Invited Paper EM+SS-WeA9
III-V CMOS: A sub-10 nm Electronics Technology?

Wednesday, October 20, 2010, 4:40 pm, Room Dona Ana

CMOS scaling is at the heart of the microelectronics revolution. The ability of Si CMOS to continue to scale down transistor size while delivering enhanced performance is becoming increasingly difficult with every generation of technology. For Moore’s law to reach beyond the limits of Si, a new channel material with a high carrier velocity is required. A promising family of materials for this is III-V compound semiconductors.

III-Vs are well known for their unique suitability for high frequency electronics. III-V-based integrated circuits are currently in use in a variety of communications and defense applications. The prospect of III-Vs entering the logic roadmap is tantalizing. This work reviews some of the critical issues.

The barrier for insertion of a new channel material into the CMOS roadmap is huge. Any new technology has to beat Si designs in performance at device footprints that allow the integration of billions of transistors on the same chip. In addition, cost-effective manufacturing must be realized.

To make this work, a III-V CMOS technology has to solve a number of challenging technical problems. The development of a gate stack that includes a high-K dielectric and yields a high-quality semiconductor interface with a III-V compound semiconductor is up there as one of the greatest and most fascinating problems in modern semiconductor technology. Recent research suggests that this is an eminently attainable goal. Transistor size scalability is also a major worry.
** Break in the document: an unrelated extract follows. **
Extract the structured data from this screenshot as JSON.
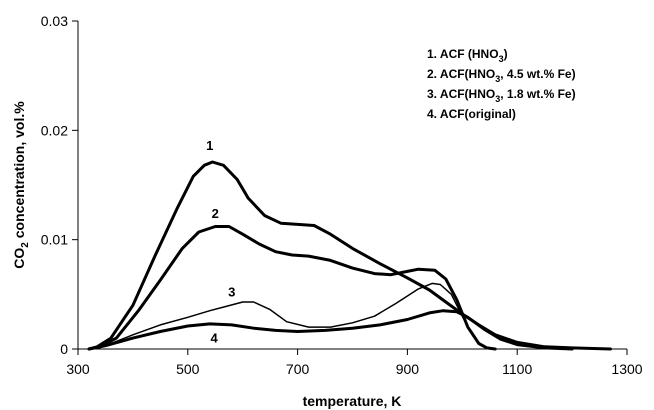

Will it be possible to scale future III-V transistors to the required dimensions while preventing excessive short-channel effects and attaining the demanding parasitic resistance objective? This is a topic that will call for extensive experimental and simulation research. Fortunately, calibrated simulators today reproduce quite well the characteristics of 30 nm gate length III-V FETs and should be valuable in projecting to devices in the 10 nm range. If planar device designs are unsuitable, 3D designs might offer a viable path. Recent 3D device demonstrations with impressive characteristics give hope that this is a promising strategy. A future III-V CMOS technology will also have to “look and feel” as much as Si as possible. This calls for the formation of thin high-quality III-V layers on top of large Si wafers. In fact, depending on what emerges as the best option for the p-channel device, a major challenge in itself, two dissimilar materials might need to be integrated side by side in very close proximity on top of a Si wafer. These are all great problems that will require the coordinated attention of scientists and technologists with expertise in many different domains.